WASHINGTON, May 30 (Reuters) - The U.S. Air Force and Boeing Co have agreed to convert a troubled program for next-generation satellite communications terminals to a lower-risk fixed-price contract from the current cost-plus terms, both said on Wednesday.
The move lets Boeing continue work on the Family of Advanced Beyond-line-of-sight Terminal(FAB-T), which the Air Force had nearly terminated in January after development costs ballooned to $1.6 billion from $235 million.
The Air Force and Boeing began discussions about changing the contract terms earlier this year after Boeing offered to provide a “not to exceed ceiling” for the remaining development work on ground stations needed to operate new Air Force communications satellites.
The Air Force has also invited companies to submit bids for alternate systems as part of its drive to crack down on cost increases that have plagued satellite programs for over a decade.
Boeing spokesman Matthew Billingsley said the company had completed hardware qualification on the program, and expected to finish software development and systems integration this summer.
“We look forward to entering system functional qualification testing in 2013,” he said in a statement.
The Air Force provided no immediate details on the new contract terms.
The Government Accountability Office, a congressional watchdog, cited ongoing problems with the FAB-T program in a March report on satellite systems, noting that Pentagon officials now believed it would not be completed until 2017.
That is three years after military plans to start using the Advanced Extremely High Frequency (AEHF) satellites built by Lockheed Martin Corp.
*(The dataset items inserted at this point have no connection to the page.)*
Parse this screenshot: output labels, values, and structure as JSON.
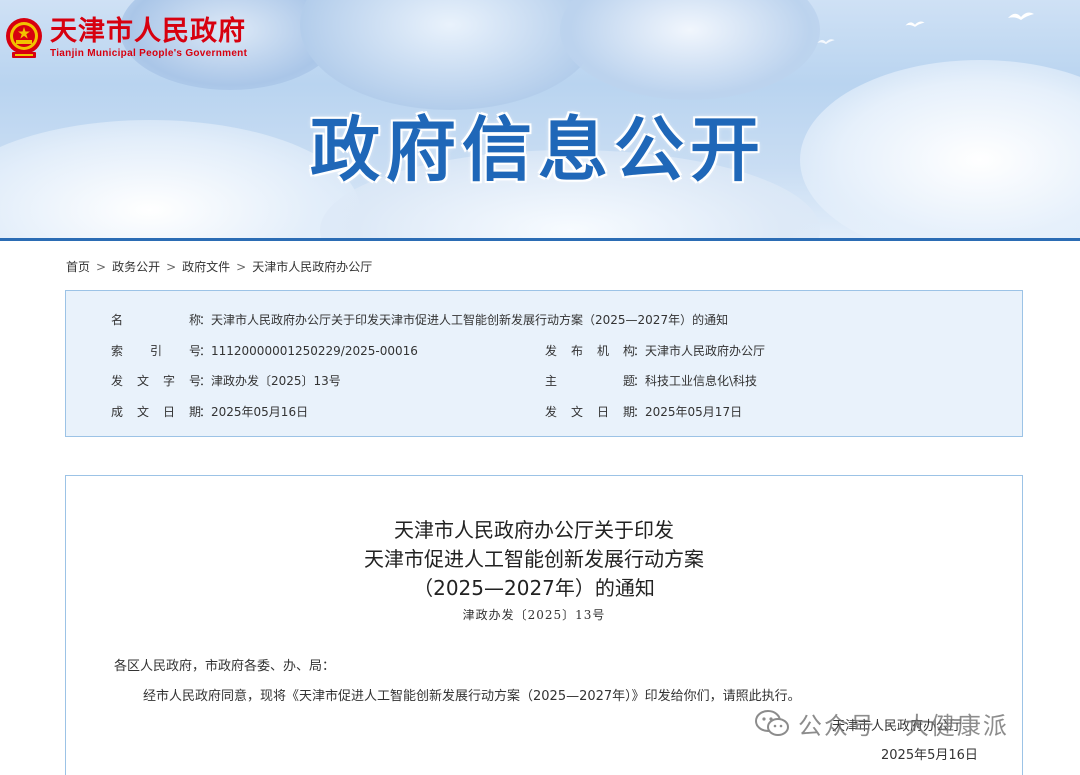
{
  "header": {
    "site_name_cn": "天津市人民政府",
    "site_name_en": "Tianjin Municipal People's Government",
    "banner_title": "政府信息公开"
  },
  "breadcrumb": {
    "items": [
      "首页",
      "政务公开",
      "政府文件",
      "天津市人民政府办公厅"
    ],
    "separator": ">"
  },
  "metadata": {
    "colon": "：",
    "name_label": "名称",
    "name_value": "天津市人民政府办公厅关于印发天津市促进人工智能创新发展行动方案（2025—2027年）的通知",
    "index_label": "索引号",
    "index_value": "11120000001250229/2025-00016",
    "publisher_label": "发布机构",
    "publisher_value": "天津市人民政府办公厅",
    "doc_number_label": "发文字号",
    "doc_number_value": "津政办发〔2025〕13号",
    "subject_label": "主题",
    "subject_value": "科技工业信息化\\科技",
    "created_label": "成文日期",
    "created_value": "2025年05月16日",
    "issued_label": "发文日期",
    "issued_value": "2025年05月17日"
  },
  "document": {
    "title_line1": "天津市人民政府办公厅关于印发",
    "title_line2": "天津市促进人工智能创新发展行动方案",
    "title_line3": "（2025—2027年）的通知",
    "number": "津政办发〔2025〕13号",
    "salutation": "各区人民政府，市政府各委、办、局：",
    "body": "经市人民政府同意，现将《天津市促进人工智能创新发展行动方案（2025—2027年）》印发给你们，请照此执行。",
    "signature": "天津市人民政府办公厅",
    "date": "2025年5月16日"
  },
  "watermark": {
    "text": "公众号 · 大健康派",
    "icon": "wechat-icon"
  },
  "colors": {
    "brand_red": "#d7000f",
    "title_blue": "#1f67b8",
    "box_border": "#9cc3e6",
    "box_bg": "#e9f2fb"
  }
}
The new terminals are being developed for those satellites.
Bids for the alternate systems are due by June 8, with the Air Force expected to award a contract in September.
Boeing won a $235 million deal to develop the new terminals in September 2002, but the program’s cost has risen sharply since then. The Air Force’s fiscal 2013 budget proposal asked for $107.5 million to continue work on the FAB-T program, less than half the 2012 sum of $231.2 million.
In February, Major General John Hyten told reporters that the Air Force would proceed with the alternate source program regardless of how the talks with Boeing turned out.